A Play in a Lorry is All Right if You Can Feel it

Something that has frustrated me during my time up in Edinburgh is the terrible predictability of the critical response to certain shows. Take for example a show written by a middle class, white girl that features non-white actors and is set in a lorry container, so thus ticks the site-specific box.

The show in question is called The Container and although it is a quality piece of theatre it is by no means deserving of the critical plaudits and I’ll tell you why: the writing is simply not up to scratch, it swings between naïve and hectoring and at times cramming inappropriate language into the mouths of characters.
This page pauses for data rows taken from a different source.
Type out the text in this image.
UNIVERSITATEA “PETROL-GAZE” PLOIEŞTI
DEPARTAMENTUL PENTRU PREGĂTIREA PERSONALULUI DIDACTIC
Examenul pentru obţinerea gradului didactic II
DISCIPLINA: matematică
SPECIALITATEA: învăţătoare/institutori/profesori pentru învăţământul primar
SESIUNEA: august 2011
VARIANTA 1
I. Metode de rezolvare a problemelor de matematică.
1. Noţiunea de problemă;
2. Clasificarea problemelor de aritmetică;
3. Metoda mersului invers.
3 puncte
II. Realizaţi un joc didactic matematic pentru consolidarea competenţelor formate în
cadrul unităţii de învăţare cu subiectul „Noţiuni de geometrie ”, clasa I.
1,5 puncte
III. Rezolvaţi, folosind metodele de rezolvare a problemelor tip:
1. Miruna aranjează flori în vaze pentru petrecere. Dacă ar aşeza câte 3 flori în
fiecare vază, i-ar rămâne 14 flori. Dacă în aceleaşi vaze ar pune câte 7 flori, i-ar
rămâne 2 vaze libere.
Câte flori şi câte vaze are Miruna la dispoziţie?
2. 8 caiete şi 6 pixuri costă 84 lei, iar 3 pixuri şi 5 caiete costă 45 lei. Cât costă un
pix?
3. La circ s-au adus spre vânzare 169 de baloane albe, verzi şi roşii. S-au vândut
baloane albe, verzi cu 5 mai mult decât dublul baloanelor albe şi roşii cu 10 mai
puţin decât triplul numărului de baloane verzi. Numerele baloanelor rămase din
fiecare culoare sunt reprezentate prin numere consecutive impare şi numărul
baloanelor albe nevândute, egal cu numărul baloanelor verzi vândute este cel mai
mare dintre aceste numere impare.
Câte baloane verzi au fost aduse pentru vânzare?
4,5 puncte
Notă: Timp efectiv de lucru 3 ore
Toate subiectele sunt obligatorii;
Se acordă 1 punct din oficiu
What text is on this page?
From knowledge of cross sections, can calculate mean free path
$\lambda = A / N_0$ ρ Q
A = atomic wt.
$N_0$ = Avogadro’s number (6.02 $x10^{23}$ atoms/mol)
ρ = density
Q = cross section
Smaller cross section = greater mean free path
The acting is of the solid sort, with some flashes of real intensity and brilliance but is at times unbelievable and one tonal. The telling truth is that the site-specific nature of the piece, wedged into the back of a lorry soon loses its fear and uniqueness as the space is neutered by the scenography, the dialogue and to a lesser degree the acting.

A real shame, I had high expectations of a show illuminating and extending the debate on immigration but instead it packages neatly so that the critics can feel they are doing something by reviewing it.


  1. Your last comment was very helpful to me in bringing something that's been bothering me for a long time to words: In our society, it's not necessary to be useful, just so long as you feel useful. That's one of the reasons those false email warnings we keep getting in our in-box show up. The person on the other end feels like they're being useful when they forward it on.

    Thanks! When are we going to hear about your performance?


  2. In Minneapolis the ones that were box office, had swearing and nudity.

    Some really good shows, didn't draw as well as others, that weren't as good.